Why does SHAP's TreeExplainer with "interventional" method not match exact SHAP?
I am trying to understand the concepts/definitions behind the SHAP method of explaining model predictions. In particular I've read the original SHAP paper and the TreeExplainer paper. The original paper lays out a particular, well-defined set of values for a given model prediction on tabular data, which can be computed exactly (although this is very slow in practice, so the paper/package gives various other algorithms as approximations.)

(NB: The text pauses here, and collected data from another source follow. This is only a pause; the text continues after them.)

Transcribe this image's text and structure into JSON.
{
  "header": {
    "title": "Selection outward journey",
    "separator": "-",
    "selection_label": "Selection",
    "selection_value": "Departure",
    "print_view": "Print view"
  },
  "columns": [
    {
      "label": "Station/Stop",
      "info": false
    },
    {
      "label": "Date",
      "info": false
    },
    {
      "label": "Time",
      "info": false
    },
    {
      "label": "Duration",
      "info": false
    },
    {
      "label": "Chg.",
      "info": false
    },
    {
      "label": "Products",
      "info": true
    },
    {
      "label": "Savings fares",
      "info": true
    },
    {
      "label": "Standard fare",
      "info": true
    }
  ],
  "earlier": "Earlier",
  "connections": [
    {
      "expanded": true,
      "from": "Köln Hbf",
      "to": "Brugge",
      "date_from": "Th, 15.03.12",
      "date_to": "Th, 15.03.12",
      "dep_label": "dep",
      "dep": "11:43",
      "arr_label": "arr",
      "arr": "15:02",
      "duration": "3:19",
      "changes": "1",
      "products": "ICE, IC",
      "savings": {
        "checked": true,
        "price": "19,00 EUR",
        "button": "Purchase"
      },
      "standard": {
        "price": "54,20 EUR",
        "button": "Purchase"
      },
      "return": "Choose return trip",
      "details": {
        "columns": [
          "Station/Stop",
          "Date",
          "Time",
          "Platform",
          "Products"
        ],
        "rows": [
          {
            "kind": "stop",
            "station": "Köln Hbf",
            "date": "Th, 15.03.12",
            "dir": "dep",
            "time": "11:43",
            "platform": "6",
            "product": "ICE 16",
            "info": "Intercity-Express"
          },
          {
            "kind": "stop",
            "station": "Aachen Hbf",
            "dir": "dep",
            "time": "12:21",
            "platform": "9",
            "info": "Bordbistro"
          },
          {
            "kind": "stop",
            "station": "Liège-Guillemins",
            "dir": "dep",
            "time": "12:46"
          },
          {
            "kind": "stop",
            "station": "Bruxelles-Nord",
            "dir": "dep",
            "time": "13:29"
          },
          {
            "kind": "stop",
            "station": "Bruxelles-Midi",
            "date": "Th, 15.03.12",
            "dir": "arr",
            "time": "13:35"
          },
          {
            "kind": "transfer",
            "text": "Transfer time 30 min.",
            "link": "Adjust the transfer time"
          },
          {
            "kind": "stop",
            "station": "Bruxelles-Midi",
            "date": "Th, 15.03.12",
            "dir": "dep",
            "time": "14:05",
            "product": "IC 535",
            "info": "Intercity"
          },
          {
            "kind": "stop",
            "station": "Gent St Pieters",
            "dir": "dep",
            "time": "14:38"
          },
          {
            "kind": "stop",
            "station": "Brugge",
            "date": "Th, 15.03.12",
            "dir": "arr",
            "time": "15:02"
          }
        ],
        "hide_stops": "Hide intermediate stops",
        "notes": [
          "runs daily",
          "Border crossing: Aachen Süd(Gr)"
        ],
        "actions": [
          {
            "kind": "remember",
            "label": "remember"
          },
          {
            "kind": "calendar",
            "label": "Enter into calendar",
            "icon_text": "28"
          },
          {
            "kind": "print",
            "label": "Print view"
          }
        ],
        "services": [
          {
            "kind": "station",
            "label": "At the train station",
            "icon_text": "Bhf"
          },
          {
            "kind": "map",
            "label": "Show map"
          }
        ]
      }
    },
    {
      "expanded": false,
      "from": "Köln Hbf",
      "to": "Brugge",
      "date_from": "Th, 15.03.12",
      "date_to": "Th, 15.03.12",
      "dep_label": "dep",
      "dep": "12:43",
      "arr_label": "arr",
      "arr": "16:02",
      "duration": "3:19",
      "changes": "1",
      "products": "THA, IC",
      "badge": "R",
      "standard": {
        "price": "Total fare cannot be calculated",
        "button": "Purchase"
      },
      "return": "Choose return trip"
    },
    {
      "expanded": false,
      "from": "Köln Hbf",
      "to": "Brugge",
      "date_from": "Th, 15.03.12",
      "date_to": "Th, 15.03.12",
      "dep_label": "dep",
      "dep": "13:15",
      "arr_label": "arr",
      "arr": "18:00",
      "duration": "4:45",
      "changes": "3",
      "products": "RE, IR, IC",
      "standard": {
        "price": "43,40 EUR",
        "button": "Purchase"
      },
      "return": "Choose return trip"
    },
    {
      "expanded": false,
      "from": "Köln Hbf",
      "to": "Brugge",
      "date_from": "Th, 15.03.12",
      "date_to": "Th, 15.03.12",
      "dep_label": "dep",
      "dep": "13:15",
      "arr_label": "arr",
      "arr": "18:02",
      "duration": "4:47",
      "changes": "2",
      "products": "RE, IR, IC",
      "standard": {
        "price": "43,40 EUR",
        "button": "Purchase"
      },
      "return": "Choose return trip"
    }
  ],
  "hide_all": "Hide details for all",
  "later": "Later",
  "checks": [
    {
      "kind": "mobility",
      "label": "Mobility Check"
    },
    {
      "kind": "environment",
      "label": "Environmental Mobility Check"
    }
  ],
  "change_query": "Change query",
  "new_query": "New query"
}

In the TreeExplainer paper, algorithm 1 2 for TreeExplainer with path-dependent feature perturbation are explicitly acknowledged to be computing a different definition. However algorithm 3 (interventional Tree SHAP), it claims, exactly computes the traditional Shapley value formula. The paper/package author Scott Lundberg stated again in this GH discussion:
there is no disagreement between
TreeExplainer(model, prior, feature_perturbation=interventional).shap_values(X)
vs.KernelExplainer(model.predict, prior).shap_values(X, nsamples=Inf)
(KernelExplainer is an approximation which is exact when nsamples=Inf).
However, I checked in Python on a toy dataset tree model that TreeExplainer(model, data, feature_perturbation=interventional).shap_values(X)
is giving substantially different values than shap.explainers.Exact(model.predict_proba, data)
! Am I missing something, or does interventional TreeExplainer compute something that is again defined differently than original SHAP?